Jackie wants to meet up with her friend who lives 3 miles away and bring him the cookies she baked. she and her friend start moving toward each other at the same time. Jackie's walking speed is 3mph, and her friend's biking speed is 12mph. 4 minutes after Jackie left the house, her mom notices that she forgot the cookies on the kitchen table. She sends Jackie's brother to bring them to Jackie.
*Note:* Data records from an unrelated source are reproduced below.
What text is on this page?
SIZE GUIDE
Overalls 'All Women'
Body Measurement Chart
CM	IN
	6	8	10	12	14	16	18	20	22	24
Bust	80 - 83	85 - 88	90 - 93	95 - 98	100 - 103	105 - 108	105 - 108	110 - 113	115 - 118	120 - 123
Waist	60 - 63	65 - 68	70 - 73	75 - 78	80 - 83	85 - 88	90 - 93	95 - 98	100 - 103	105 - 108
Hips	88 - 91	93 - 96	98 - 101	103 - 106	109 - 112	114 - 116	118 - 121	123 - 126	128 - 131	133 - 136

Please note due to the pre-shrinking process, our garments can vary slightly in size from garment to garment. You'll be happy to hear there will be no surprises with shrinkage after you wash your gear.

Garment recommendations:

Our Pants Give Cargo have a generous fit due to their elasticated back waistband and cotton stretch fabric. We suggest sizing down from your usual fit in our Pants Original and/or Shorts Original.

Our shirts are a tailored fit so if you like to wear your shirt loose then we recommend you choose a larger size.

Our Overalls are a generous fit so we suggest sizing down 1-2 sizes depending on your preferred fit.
How fast should Jackie's brother travel to catch up with Jackie before she meets her friend?

Answer 1

First, find the time when Jackie and her friend meet.

Using:

`\sf s=ut+\frac12at^2`

where:

• s = displacement
• u = initial velocity
• a = acceleration
• t = time (in hours)

Jackie and her friend are not accelerating, so a = 0, which means the formula can be reduced to:

`\sf s=ut`

Create equations

Jackie:
`\sf s_1= 3t`

Friend:
`\sf s_2 = 12t`

As the distance covered by Jackie and her friend at the time they meet equals 3 miles:

`\sf s_1+s_2=3 \ miles`

`\sf \implies 3t + 12t = 3`

`\sf \implies 15t = 3`

`\sf \implies t = 0.2 \ hr`

`\sf \implies t=0.2 * 60=12 \ mins`

Therefore, they meet 12 mins after they both start moving.

3 mph = 3 ÷ 60 = 0.05 miles per min

12 mph = 12 ÷ 60 = 0.2 miles per min

Therefore,

Jackie traveled: 0.05 x 12 = 0.6 miles

Her friend traveled: 0.2 x 12 = 2.4 miles

when they meet.

To find the speed Jackie's brother must walk to catch up with her at the same time she meets her friend, use s = 0.6 miles (as this is the distance Jackie walked) and t = 12 - 4 = 8 mins (since he left 4 mins after Jackie left):

`\sf s=ut`

`\sf \implies u = (s)/(t)`

`\implies \sf u = (0.6)/(8)`

`\implies \sf u = 0.075 \ miles \ per \ min`

`\sf \implies u = 0.075 * 60 = 4.5 \ mph`

So Jackie's brother needs to walk faster than 4.5 mph to catch up with Jackie before she meets her friend.

(If he walks at 4.5 mph, he will catch up to Jackie at the instant she meets her friend. If he walks slower than 4.5 mph, he will not catch up with Jackie before she meets her friend).